BP Energy Outlook: Demand Outpacing Growth of Low-Carbon Energy Sources

BP Releases 2024 Energy Outlook Report

BP, one of the world’s leading energy companies, has published its 2024 energy outlook today. The report highlights two key points – global demand for oil is expected to peak next year, while low-carbon energy sources are not growing quickly enough to keep up with energy demand.

Spencer Dale, BP’s chief economist, stated that the world is currently in an ‘energy addition’ phase, where countries are increasing their use of renewable energy while still consuming high amounts of both low-carbon energy and fossil fuels. However, he emphasized the need to transition to an ‘energy substitution’ phase, where low-carbon energy grows at a faster pace, resulting in lower consumption of fossil fuels and reduced carbon emissions.

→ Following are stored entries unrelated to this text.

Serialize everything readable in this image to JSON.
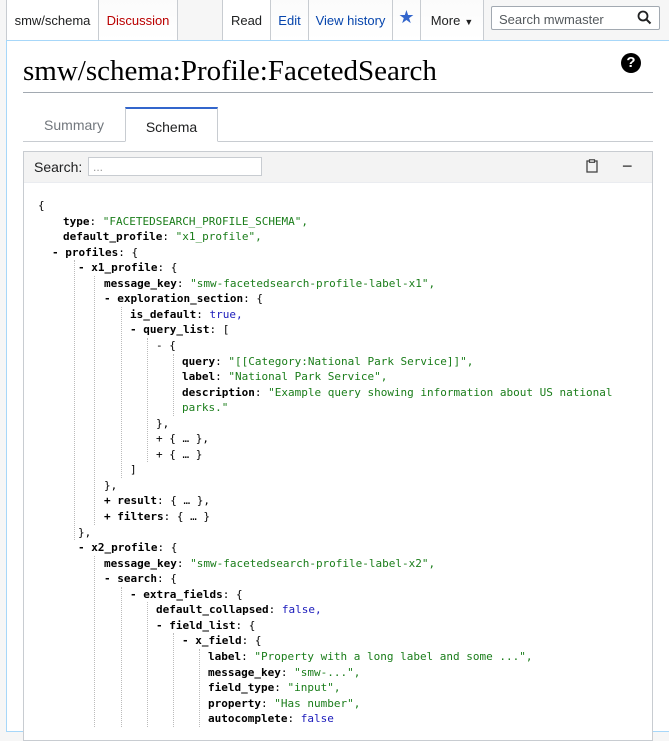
{
  "tabs": {
    "namespace": "smw/schema",
    "discussion": "Discussion",
    "read": "Read",
    "edit": "Edit",
    "history": "View history",
    "star": "★",
    "more": "More",
    "more_arrow": "▼"
  },
  "search": {
    "placeholder": "Search mwmaster"
  },
  "page": {
    "title": "smw/schema:Profile:FacetedSearch",
    "help": "?"
  },
  "subtabs": {
    "summary": "Summary",
    "schema": "Schema"
  },
  "panel": {
    "search_label": "Search:",
    "search_placeholder": "...",
    "collapse": "−"
  },
  "colors": {
    "link": "#0645ad",
    "new_link": "#ba0000",
    "string": "#1a7d1a",
    "keyword": "#1b1bbb",
    "accent": "#3366cc"
  },
  "lines": [
    {
      "t": "{"
    },
    {
      "t": "type",
      "v": "\"FACETEDSEARCH_PROFILE_SCHEMA\",",
      "c": "s"
    },
    {
      "t": "default_profile",
      "v": "\"x1_profile\",",
      "c": "s"
    },
    {
      "t": "- profiles",
      "v": "{",
      "c": ""
    },
    {
      "t": "- x1_profile",
      "v": "{",
      "c": ""
    },
    {
      "t": "message_key",
      "v": "\"smw-facetedsearch-profile-label-x1\",",
      "c": "s"
    },
    {
      "t": "- exploration_section",
      "v": "{",
      "c": ""
    },
    {
      "t": "is_default",
      "v": "true,",
      "c": "n"
    },
    {
      "t": "- query_list",
      "v": "[",
      "c": ""
    },
    {
      "t": "- {"
    },
    {
      "t": "query",
      "v": "\"[[Category:National Park Service]]\",",
      "c": "s"
    },
    {
      "t": "label",
      "v": "\"National Park Service\",",
      "c": "s"
    },
    {
      "t": "description",
      "v": "\"Example query showing information about US national",
      "c": "s"
    },
    {
      "t": "",
      "v": "parks.\"",
      "c": "s"
    },
    {
      "t": "},"
    },
    {
      "t": "+ { … },"
    },
    {
      "t": "+ { … }"
    },
    {
      "t": "]"
    },
    {
      "t": "},"
    },
    {
      "t": "+ result",
      "v": "{ … },",
      "c": ""
    },
    {
      "t": "+ filters",
      "v": "{ … }",
      "c": ""
    },
    {
      "t": "},"
    },
    {
      "t": "- x2_profile",
      "v": "{",
      "c": ""
    },
    {
      "t": "message_key",
      "v": "\"smw-facetedsearch-profile-label-x2\",",
      "c": "s"
    },
    {
      "t": "- search",
      "v": "{",
      "c": ""
    },
    {
      "t": "- extra_fields",
      "v": "{",
      "c": ""
    },
    {
      "t": "default_collapsed",
      "v": "false,",
      "c": "n"
    },
    {
      "t": "- field_list",
      "v": "{",
      "c": ""
    },
    {
      "t": "- x_field",
      "v": "{",
      "c": ""
    },
    {
      "t": "label",
      "v": "\"Property with a long label and some ...\",",
      "c": "s"
    },
    {
      "t": "message_key",
      "v": "\"smw-...\",",
      "c": "s"
    },
    {
      "t": "field_type",
      "v": "\"input\",",
      "c": "s"
    },
    {
      "t": "property",
      "v": "\"Has number\",",
      "c": "s"
    },
    {
      "t": "autocomplete",
      "v": "false",
      "c": "n"
    }
  ]
}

Mr. Dale, a former chief economist at the Bank of England, pointed out that the world has seen two ‘energy addition’ phases in the past – during the mid-19th century when coal replaced wood and biomass, and a century later when oil replaced coal. He also mentioned that despite significant investments in low-carbon energy and efforts to address climate change, carbon emissions have continued to rise since the Paris climate goals were agreed upon in 2015, with the exception of a decline in 2020 due to the COVID-19 pandemic.

According to Mr. Dale, two main themes – sustainability and security – continue to shape the global energy landscape. He noted that the defining moment for the energy industry was not the pandemic, as he initially thought, but rather the 2022 invasion of Ukraine by Russia, which highlighted the importance of energy security and affordability.

BP’s outlook includes two scenarios – the ‘current trajectory’ and a ‘net zero’ scenario that assumes the world has tightened its climate policies in line with the Paris Agreement. Under the current trajectory, carbon emissions are predicted to be only 20% below their current level by the middle of the century. However, in both scenarios, global demand for oil is expected to peak in 2025, and natural gas demand is expected to continue to rise in the current trajectory but decrease significantly in the ‘net zero’ scenario.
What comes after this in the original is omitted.